Visceral pode ser considerado como a continuação
logica da sonoridade praticada em Montedor?
É uma pergunta difícil... Há uma continuidade, a nossa negritude, o nosso
conforto com a escuridão. Num há o mar, o outro, VISCERAL, explora a
memória no seu absoluto... É um disco assombrado.
O álbum é totalmente instrumental. Nunca sentiram
necessidade de incluir palavras na vossa música?
Elas estão lá! Percebemos o que queres dizer, e olha, o Adolfo pôs “essas
palavras” que falas, fisicamente na nossa música. Estamos abertos a isso,
sempre. Por outro lado, esta pergunta, leva aquela discussão de perguntar à
música clássica se não sentiram falta de lá pôr uma voz... Como dissemos antes, a voz está lá e é a tua.
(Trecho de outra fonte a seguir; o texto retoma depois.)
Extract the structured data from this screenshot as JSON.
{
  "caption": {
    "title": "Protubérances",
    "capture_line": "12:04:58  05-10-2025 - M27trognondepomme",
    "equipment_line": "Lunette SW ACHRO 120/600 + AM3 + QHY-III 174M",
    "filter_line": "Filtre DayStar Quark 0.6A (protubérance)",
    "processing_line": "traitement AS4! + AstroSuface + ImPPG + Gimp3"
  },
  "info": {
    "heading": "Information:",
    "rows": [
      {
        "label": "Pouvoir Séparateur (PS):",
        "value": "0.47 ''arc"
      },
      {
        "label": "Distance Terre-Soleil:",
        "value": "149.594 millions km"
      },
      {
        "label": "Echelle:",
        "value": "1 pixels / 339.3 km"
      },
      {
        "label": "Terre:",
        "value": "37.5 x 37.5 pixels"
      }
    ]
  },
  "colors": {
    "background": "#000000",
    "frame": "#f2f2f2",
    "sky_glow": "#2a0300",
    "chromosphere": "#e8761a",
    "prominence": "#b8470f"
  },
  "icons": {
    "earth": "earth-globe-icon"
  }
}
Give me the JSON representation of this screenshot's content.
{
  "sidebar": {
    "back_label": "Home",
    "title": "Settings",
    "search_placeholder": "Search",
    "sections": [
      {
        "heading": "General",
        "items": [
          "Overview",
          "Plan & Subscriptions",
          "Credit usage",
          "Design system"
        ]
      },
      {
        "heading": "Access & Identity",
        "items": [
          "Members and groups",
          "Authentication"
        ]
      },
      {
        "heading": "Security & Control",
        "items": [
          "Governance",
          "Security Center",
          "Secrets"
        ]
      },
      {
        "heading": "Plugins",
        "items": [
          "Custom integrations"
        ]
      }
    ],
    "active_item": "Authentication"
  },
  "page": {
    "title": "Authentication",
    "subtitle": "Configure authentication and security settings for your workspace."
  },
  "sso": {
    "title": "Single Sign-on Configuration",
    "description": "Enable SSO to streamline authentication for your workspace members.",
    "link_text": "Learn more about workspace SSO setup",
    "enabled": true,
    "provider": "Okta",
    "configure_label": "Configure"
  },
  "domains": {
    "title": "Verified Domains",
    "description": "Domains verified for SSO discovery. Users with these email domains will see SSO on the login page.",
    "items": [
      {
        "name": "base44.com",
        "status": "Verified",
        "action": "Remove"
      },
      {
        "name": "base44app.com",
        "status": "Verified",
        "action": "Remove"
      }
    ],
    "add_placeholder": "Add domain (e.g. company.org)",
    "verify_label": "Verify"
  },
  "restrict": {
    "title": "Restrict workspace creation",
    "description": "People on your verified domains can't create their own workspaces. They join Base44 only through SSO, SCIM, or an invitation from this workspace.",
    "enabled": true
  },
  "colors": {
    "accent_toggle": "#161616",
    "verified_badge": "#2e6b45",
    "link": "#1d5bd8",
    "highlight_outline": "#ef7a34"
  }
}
As pessoas são mimalhas, e cada vez mais querem o imediato, com o êxtase da
tecnologia. Tudo ali e agora na ponta do dedo. Ironicamente, nunca se achou que
ao chegar o dia em que a informação e o acesso a ela ia ser tão vasto e fácil,
se transformaria em preguiça e ignorância. Repara, as pessoas já nem ouvir
música sabem. Compram uma coluna Bluetooth, a preços absurdos e esperam
tirar dali uma experiência sonora positiva. Enganadas pelo loudness e o boom
da JBL MegaHigaWonderblastic perdem mais de metade da experiência, sem
uma panorâmica stereo real. No outro dia vi um leitor de vinil ligado a uma
coluna dessas... E pensei, - “Olha, estão a servir CRF Reserva em copos de
plástico”. Sejam contemplativos, oiçam música. Quando escutas uma música
instrumental, estás a imprimir-lhe as tuas sensações e sentimentos, e se te
permitires, vais ouvir a letra dessa música, tua e exclusiva. Se reparares, não
há nada mais universal que isso. Acreditamos que isso é a experiência
primordial quando fazemos e escutamos música, não precisas que ninguém te dite
uma letra, para que sintas alguma coisa.
Desta forma, que critério usam para dar títulos aos
temas?
Se sentares um grupo de pessoas a ouvir, ou compor uma música e no final
lhe pedires que escrevam sobre o que sentiram ao fazê-lo, depressa chegarás à
conclusão de que a música é mesmo uma linguagem Universal.
Têm alguma coisa planeada para palco nos próximos tempos?
Não falta vontade e música para ir para os palcos, faltam é convites.
Muito obrigado, pessoal! As maiores felicidades! Querem
acrescentar alguma coisa que não tenha sido abordada?
É graças ao trabalho de pessoas como o Daniel
Makosh (Raging Planet) e a Fátima de Abreu
Ferreira (que nos fez o vídeo), que andamos aqui e temos
alguma visibilidade. Ajudem as bandas que não têm airplay na Antena 3; que não são
cabeças de cartaz nos festivais, mas que, se calhar, até fazem música muito
melhor que a que nesses sítios acontece. Oiçam música e sejam bons uns para os
outros, a civilização atual já é uma boa merda sozinha, não precisam de acrescentar
nada. Obrigado pela entrevista, Pedro.